Ad Infinitum - Abyss

Review

Nachdem die schweizerisch-deutsche Band AD INFINITUM mit “Chapter III – Downfall“ letztes Jahr ihre erste Albumtrilogie abgeschlossen hat, folgt sogleich die nächste. “Abyss“ ist der erste Teil einer weiteren Trilogie, deren Folgeteile auf die Titel “Surface“ und “Elysium“ hören werden. Wir haben uns in den Abgrund begeben und probegehört.

AD INFINITUM verlassen ausgetretene Pfade

Dass sich AD INFINITUM systematisch vom Symphonic Metal wegbewegt haben, hört man dem ersten Titel “My Halo“ sofort an. Der Song kommt schnörkel- und kompromisslos, dennoch angenehm melodiös aus den Boxen und macht direkt Lust auf mehr. “Outer Space“, gleichzeitig die erste Vorab-Single des Albums, führt diesen Eindruck fort. Mit “Follow Me Down“ und “The One You’ll Hold On To“ werden auch die Tempo-Liebhaber bestens bedient. Beide Songs könnten als Soundtrack für schnelle Verfolgungsjagden dienen und lassen den Zuhörer wunderbar atemlos zurück. “Parasite“ zeigt sich mit einem zum Titel passenden, dominierenden Growl-Part eher von der dunkleren Seite.  Krönender Abschluss von “Abyss“ ist “Dead End“, dessen basslastiger Anfang ein bisschen an “Uprising“ von MUSE erinnert und die Füße zum zucken bringt. Auf der Earbook-Version des Albums gibt es zudem eine Orchestral Version von “My Halo“, die die einmalige gesangliche Leistung von Melissa Bonny gekonnt in den Vordergrund stellt.

Zwei Titel stechen auf “Abyss“ besonders heraus. Das ist einmal “Euphoria“, eine zunächst hauchzarte, poppig angehauchte und dennoch handfeste Rockballade mit leichtem R&B-Vibe und positiver, hoffnungsvoller Grundstimmung. Ein absoluter Ohrwurm! Der zweite, sehr besondere Titel ist “Surrender“. Hier zeigen AD INFINITUM beeindruckend, dass sie sich nicht um Genrevorgaben scheren und einfach machen, was sie gut finden. Das Ergebnis lässt sich hören! “Surrender“ startet zunächst irreführend mit Clubsound, der verblüffend an die Achtziger erinnert und den Zuhörer entspannt einlullt, bis ihm ein knallharter Break und Melissas Growls um die Ohren fliegen und es mit der gleichen Grundmelodie, aber im typischen Bandsound weiter geht. Der Song endet mit einem bestechend schönen Akustikpart, der einem die Härchen auf den Armen zu Berge stehen lässt.
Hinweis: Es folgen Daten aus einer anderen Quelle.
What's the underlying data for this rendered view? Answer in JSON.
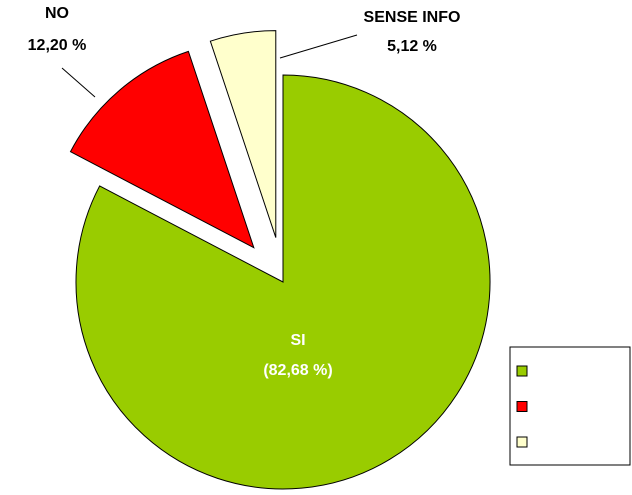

Auch visuell betreten AD INFINITUM mit diesem Album neue Wege. Die bisher veröffentlichten Singles “Outer Space“, “My Halo“ und “Surrender“ werden von ausgefallenen Videos begleitet, die im Stil gänzlich abweichen von allem, was wir von den Videos zu “Chapter III“ kennen. War dort Feuer das herrschende Element, haben die aktuellen Videos einen sehr modernen und kühlen Style und sind durch Storyelemente miteinander verbunden. Die Farben im Vordergrund sind schwarz, metallicfarben und weiß; ein komplett reduzierter und gerade deshalb sehr einnehmender Look. “Outer Space“ wird passend zum Titel von einem recht spacigen Video begleitet. “My Halo“ besticht durch Szenen unter Wasser, und “Surrender“ wurde unter und auf dem Tetraeder in Bottrop im Freien, inklusive Verfolgungsjagd den Turm hinauf, gedreht.

Musikalischer Abgrund oder harmonische Erleuchtung?

AD INFINITUM schlagen musikalisch neue Pfade ein und pfeifen darauf, was jemand sagen oder denken könnte. Das wird mit Sicherheit nicht jedem gefallen, ist doch das Geschrei immer dann besonders laut, wenn etwas auf den ersten Blick “kein Metal“ ist. AD INFINITUM lassen sich dadurch zum Glück nicht beirren und machen trotzdem, worauf sie Lust haben. Und das machen sie verdammt gut! “Abyss“ ist eine mitreißende Mischung aus unterschiedlichen Stilelementen, gekrönt von Melissa Bonnys markanter Stimme, die von zart und leise über laut und eindringlich bis zu derben Growls alles beherrscht. Wer “Abyss“ bisher noch nicht auf dem Schirm hatte, sollte sich schleunigst einmal mit dem Album beschäftigen. Hörempfehlung!